A ação visa atingir a rede criminosa em seus núcleos logísticos e financeiros, incluindo o cumprimento de 33 ordens judiciais.
As forças-tarefas estão cumprindo um total de 33 mandados judiciais, sendo 28 mandados de busca e apreensão e cinco mandados de prisão preventiva. As ações estão ocorrendo simultaneamente em seis municípios de Mato Grosso e também no estado de São Paulo/SP, considerado um núcleo logístico e financeiro do esquema.
Os mandados de busca, apreensão e prisão estão sendo cumpridos em diversas cidades de Mato Grosso, abrangendo os seguintes municípios: Mirassol D’Oeste, Tangará da Serra, Campo Novo dos Parecis, Rondonópolis, Cuiabá (incluindo o Shopping Popular) e Várzea Grande (também com foco no Shopping Popular).
As apreensões iniciais incluem documentos, equipamentos eletrônicos e produtos contrabandeados, que servirão como prova do esquema. Além disso, a Justiça determinou o bloqueio de bens e valores pertencentes aos investigados, visando descapitalizar a rede criminosa.
CIGARROS CRIMINOSOS E LIGAÇÕES COM FACÇÕES
A investigação da Polícia Federal e da Receita Federal descobriu uma sofisticada rede de importação, transporte e distribuição de cigarros eletrônicos. A comercialização desses dispositivos é proibida em todo o território nacional pela Agência Nacional de Vigilância Sanitária (Anvisa).

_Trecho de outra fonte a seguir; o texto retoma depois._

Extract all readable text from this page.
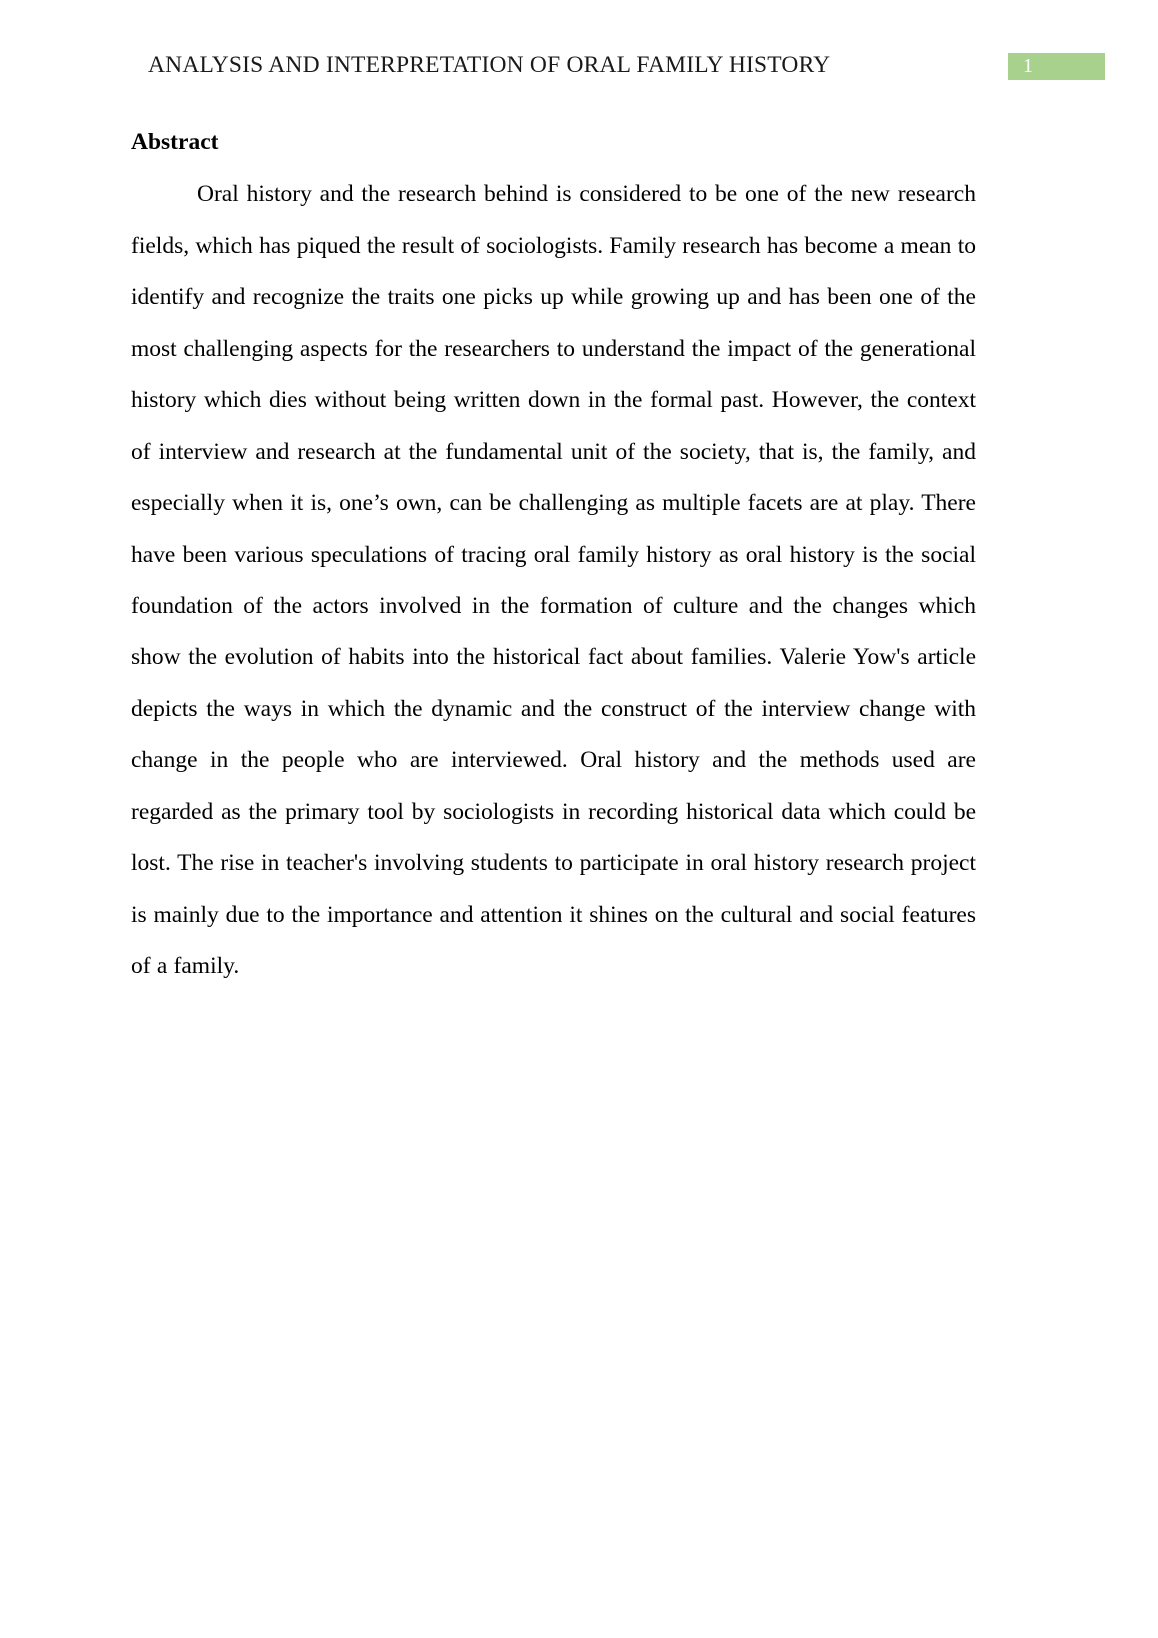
ANALYSIS AND INTERPRETATION OF ORAL FAMILY HISTORY	1
Abstract

Oral history and the research behind is considered to be one of the new research fields, which has piqued the result of sociologists. Family research has become a mean to identify and recognize the traits one picks up while growing up and has been one of the most challenging aspects for the researchers to understand the impact of the generational history which dies without being written down in the formal past. However, the context of interview and research at the fundamental unit of the society, that is, the family, and especially when it is, one’s own, can be challenging as multiple facets are at play. There have been various speculations of tracing oral family history as oral history is the social foundation of the actors involved in the formation of culture and the changes which show the evolution of habits into the historical fact about families. Valerie Yow's article depicts the ways in which the dynamic and the construct of the interview change with change in the people who are interviewed. Oral history and the methods used are regarded as the primary tool by sociologists in recording historical data which could be lost. The rise in teacher's involving students to participate in oral history research project is mainly due to the importance and attention it shines on the cultural and social features of a family.
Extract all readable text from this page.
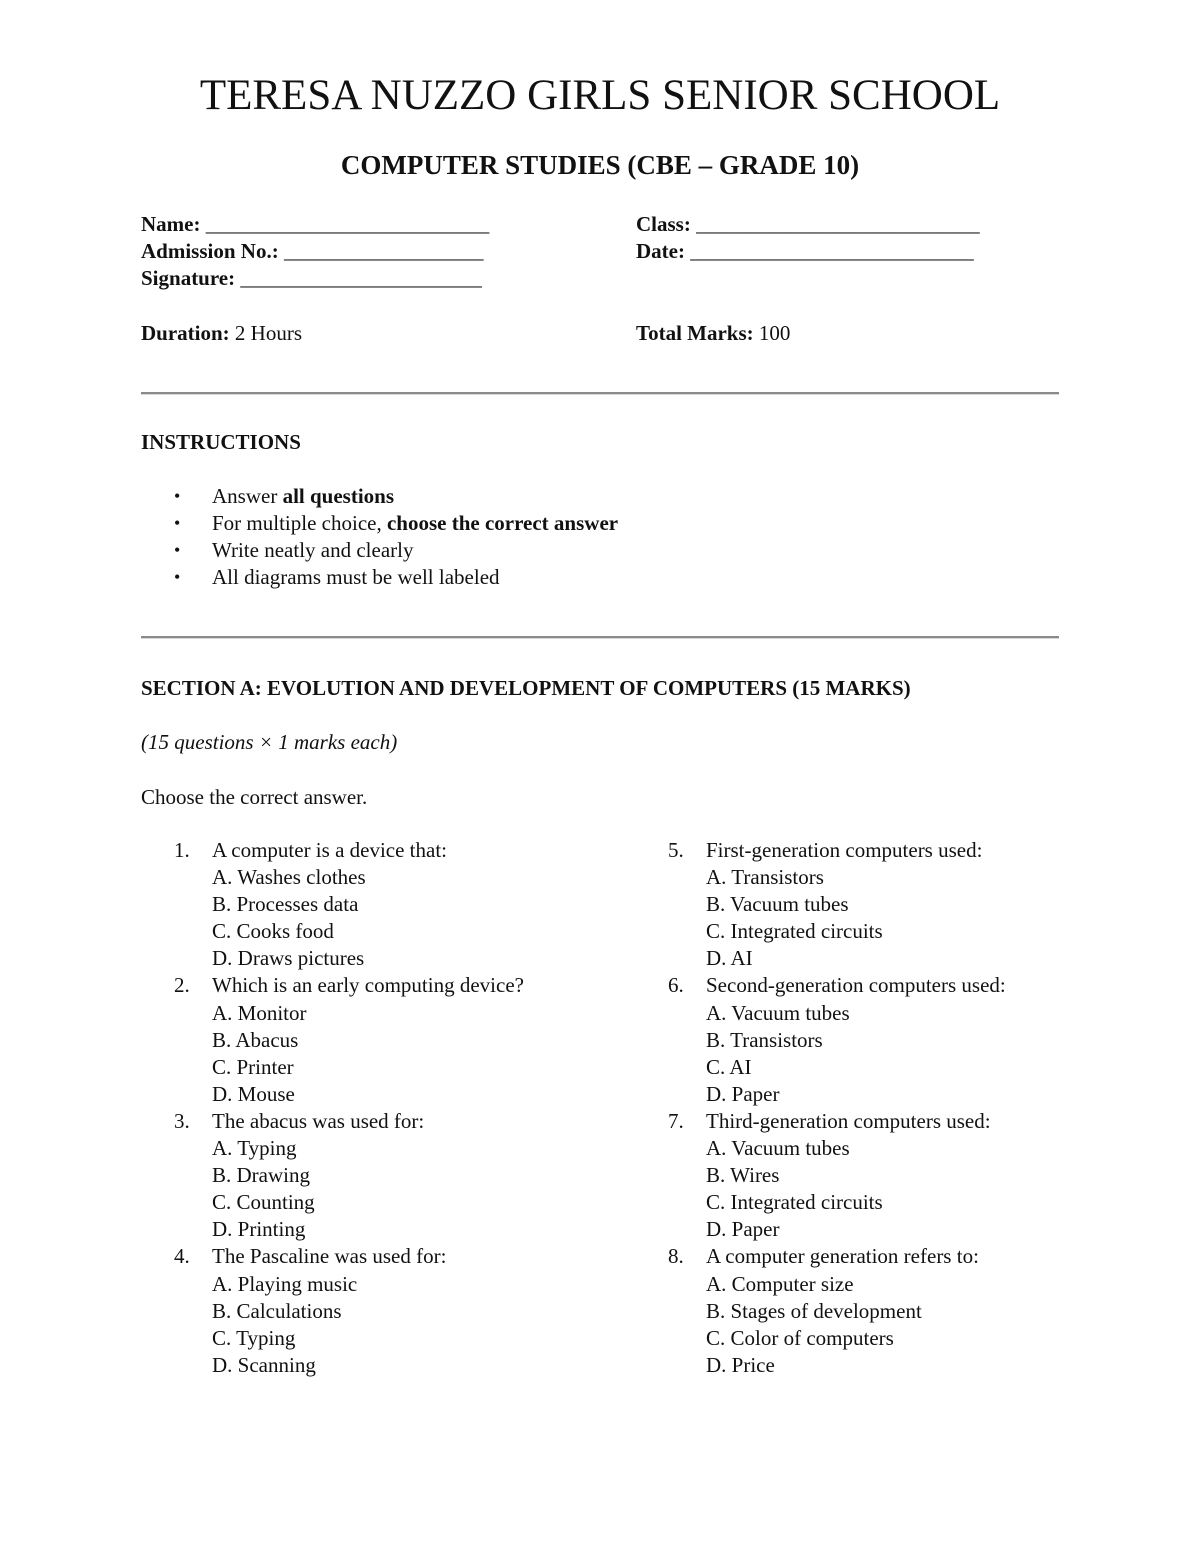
TERESA NUZZO GIRLS SENIOR SCHOOL
COMPUTER STUDIES (CBE – GRADE 10)
Name: ___________________________	Class: ___________________________
Admission No.: ___________________	Date: ___________________________
Signature: _______________________
Duration: 2 Hours	Total Marks: 100
INSTRUCTIONS
• Answer all questions
• For multiple choice, choose the correct answer
• Write neatly and clearly
• All diagrams must be well labeled
SECTION A: EVOLUTION AND DEVELOPMENT OF COMPUTERS (15 MARKS)
(15 questions × 1 marks each)
Choose the correct answer.
1. A computer is a device that:
A. Washes clothes
B. Processes data
C. Cooks food
D. Draws pictures
2. Which is an early computing device?
A. Monitor
B. Abacus
C. Printer
D. Mouse
3. The abacus was used for:
A. Typing
B. Drawing
C. Counting
D. Printing
4. The Pascaline was used for:
A. Playing music
B. Calculations
C. Typing
D. Scanning
5. First-generation computers used:
A. Transistors
B. Vacuum tubes
C. Integrated circuits
D. AI
6. Second-generation computers used:
A. Vacuum tubes
B. Transistors
C. AI
D. Paper
7. Third-generation computers used:
A. Vacuum tubes
B. Wires
C. Integrated circuits
D. Paper
8. A computer generation refers to:
A. Computer size
B. Stages of development
C. Color of computers
D. Price
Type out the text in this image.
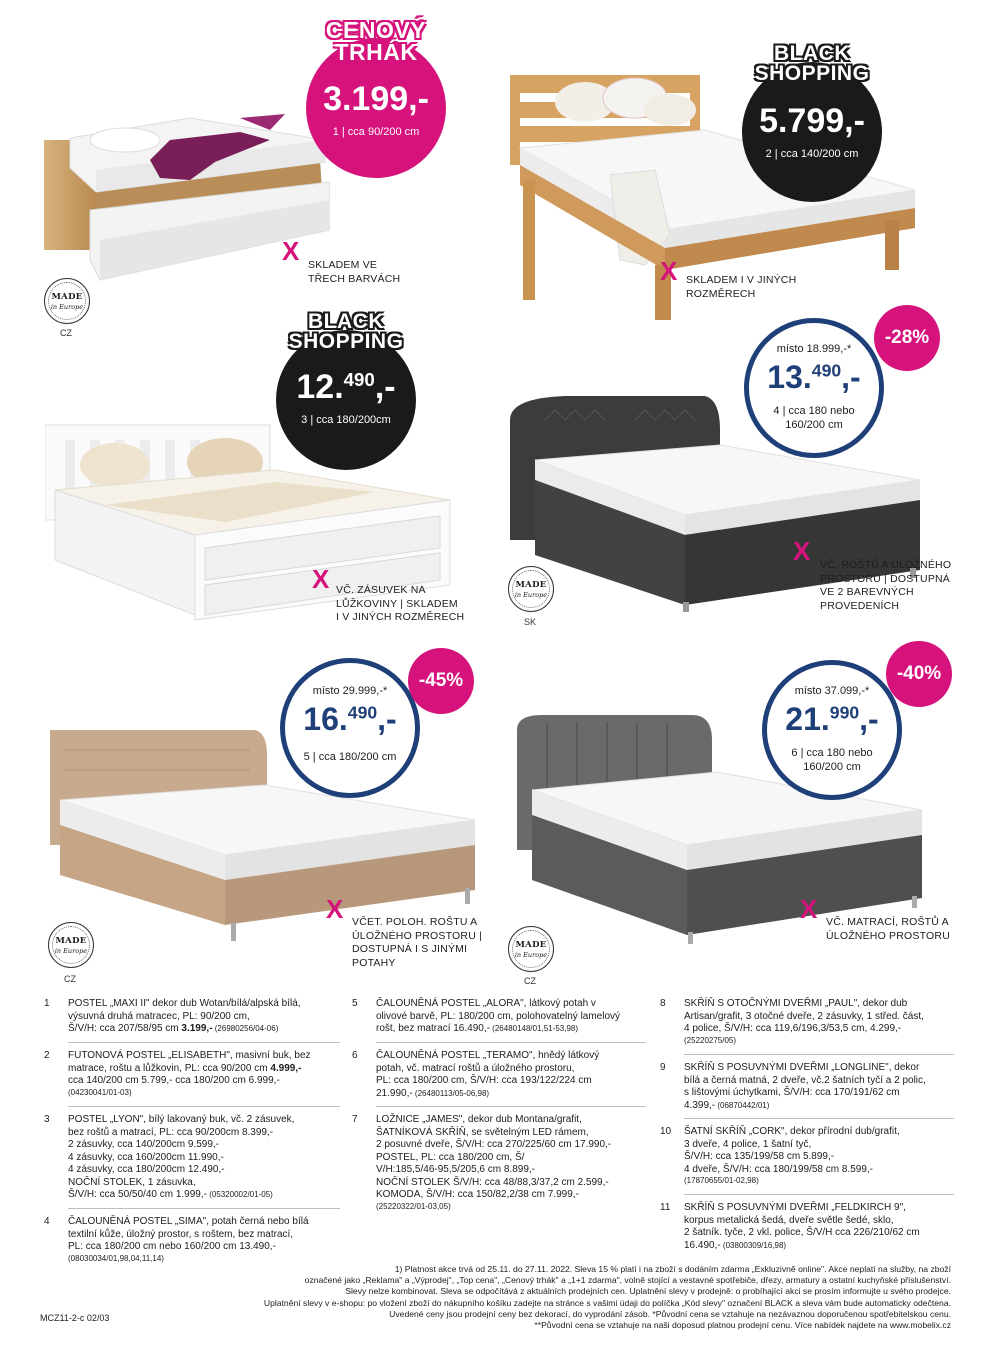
3.199,-
1 | cca 90/200 cm
CENOVÝ
TRHÁK
5.799,-
2 | cca 140/200 cm
BLACK
SHOPPING
12.$^{490}$,-
3 | cca 180/200cm
BLACK
SHOPPING	místo 18.999,-*
13.$^{490}$,-
4 | cca 180 nebo
160/200 cm
-28%
místo 29.999,-*
16.$^{490}$,-
5 | cca 180/200 cm
-45%	místo 37.099,-*
21.$^{990}$,-
6 | cca 180 nebo
160/200 cm
-40%
X SKLADEM VE
TŘECH BARVÁCH	X SKLADEM I V JINÝCH
ROZMĚRECH
X VČ. ZÁSUVEK NA
LŮŽKOVINY | SKLADEM
I V JINÝCH ROZMĚRECH
X VČ. ROŠTŮ A ÚLOŽNÉHO
PROSTORU | DOSTUPNÁ
VE 2 BAREVNÝCH
PROVEDENÍCH
X VČET. POLOH. ROŠTU A
ÚLOŽNÉHO PROSTORU |
DOSTUPNÁ I S JINÝMI
POTAHY
X VČ. MATRACÍ, ROŠTŮ A
ÚLOŽNÉHO PROSTORU
MADE
in Europe
CZ
MADE
in Europe
SK
MADE
in Europe
CZ
MADE
in Europe
CZ
1	POSTEL „MAXI II" dekor dub Wotan/bílá/alpská bílá,
výsuvná druhá matracec, PL: 90/200 cm,
Š/V/H: cca 207/58/95 cm 3.199,- (26980256/04-06)
2	FUTONOVÁ POSTEL „ELISABETH", masivní buk, bez
matrace, roštu a lůžkovin, PL: cca 90/200 cm 4.999,-
cca 140/200 cm 5.799,- cca 180/200 cm 6.999,-
(04230041/01-03)
3	POSTEL „LYON", bílý lakovaný buk, vč. 2 zásuvek,
bez roštů a matrací, PL: cca 90/200cm 8.399,-
2 zásuvky, cca 140/200cm 9.599,-
4 zásuvky, cca 160/200cm 11.990,-
4 zásuvky, cca 180/200cm 12.490,-
NOČNÍ STOLEK, 1 zásuvka,
Š/V/H: cca 50/50/40 cm 1.999,- (05320002/01-05)
4	ČALOUNĚNÁ POSTEL „SIMA", potah černá nebo bílá
textilní kůže, úložný prostor, s roštem, bez matrací,
PL: cca 180/200 cm nebo 160/200 cm 13.490,-
(08030034/01,98,04,11,14)
5	ČALOUNĚNÁ POSTEL „ALORA", látkový potah v
olivové barvě, PL: 180/200 cm, polohovatelný lamelový
rošt, bez matrací 16.490,- (26480148/01,51-53,98)
6	ČALOUNĚNÁ POSTEL „TERAMO", hnědý látkový
potah, vč. matrací roštů a úložného prostoru,
PL: cca 180/200 cm, Š/V/H: cca 193/122/224 cm
21.990,- (26480113/05-06,98)
7	LOŽNICE „JAMES", dekor dub Montana/grafit,
ŠATNÍKOVÁ SKŘÍŇ, se světelným LED rámem,
2 posuvné dveře, Š/V/H: cca 270/225/60 cm 17.990,-
POSTEL, PL: cca 180/200 cm, Š/
V/H:185,5/46-95,5/205,6 cm 8.899,-
NOČNÍ STOLEK Š/V/H: cca 48/88,3/37,2 cm 2.599,-
KOMODA, Š/V/H: cca 150/82,2/38 cm 7.999,-
(25220322/01-03,05)
8	SKŘÍŇ S OTOČNÝMI DVEŘMI „PAUL", dekor dub
Artisan/grafit, 3 otočné dveře, 2 zásuvky, 1 střed. část,
4 police, Š/V/H: cca 119,6/196,3/53,5 cm, 4.299,-
(25220275/05)
9	SKŘÍŇ S POSUVNÝMI DVEŘMI „LONGLINE", dekor
bílá a černá matná, 2 dveře, vč.2 šatních tyčí a 2 polic,
s lištovými úchytkami, Š/V/H: cca 170/191/62 cm
4.399,- (06870442/01)
10	ŠATNÍ SKŘÍŇ „CORK", dekor přírodní dub/grafit,
3 dveře, 4 police, 1 šatní tyč,
Š/V/H: cca 135/199/58 cm 5.899,-
4 dveře, Š/V/H: cca 180/199/58 cm 8.599,-
(17870655/01-02,98)
11	SKŘÍŇ S POSUVNÝMI DVEŘMI „FELDKIRCH 9",
korpus metalická šedá, dveře světle šedé, sklo,
2 šatník. tyče, 2 vkl. police, Š/V/H cca 226/210/62 cm
16.490,- (03800309/16,98)
1) Platnost akce trvá od 25.11. do 27.11. 2022. Sleva 15 % platí i na zboží s dodáním zdarma „Exkluzivně online". Akce neplatí na služby, na zboží
označené jako „Reklama" a „Výprodej", „Top cena", „Cenový trhák" a „1+1 zdarma", volně stojící a vestavné spotřebiče, dřezy, armatury a ostatní kuchyňské příslušenství.
Slevy nelze kombinovat. Sleva se odpočítává z aktuálních prodejních cen. Uplatnění slevy v prodejně: o probíhající akci se prosím informujte u svého prodejce.
Uplatnění slevy v e-shopu: po vložení zboží do nákupního košíku zadejte na stránce s vašimi údaji do políčka „Kód slevy" označení BLACK a sleva vám bude automaticky odečtena.
Uvedené ceny jsou prodejní ceny bez dekorací, do vyprodání zásob. *Původní cena se vztahuje na nezávaznou doporučenou spotřebitelskou cenu.
**Původní cena se vztahuje na naši doposud platnou prodejní cenu. Více nabídek najdete na www.mobelix.cz
MCZ11-2-c 02/03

Além do contrabando desses produtos, a investigação revelou indícios de outros crimes graves, como:
-Descaminho de eletrônicos e outras mercadorias: Fraude na entrada de produtos lícitos no país sem o devido pagamento de impostos.
-Lavagem de Dinheiro com Criptomoedas: Pagamentos de grandes valores eram realizados com criptomoedas, uma tática utilizada para ocultação patrimonial e rastreamento financeiro.
-Ligação com Facção Criminosa: Foi identificado o repasse de valores a uma facção criminosa, em troca de autorização para comercializar os produtos ilícitos dentro de determinadas áreas de atuação do grupo.
A Polícia Civil segue investigando os desdobramentos do caso.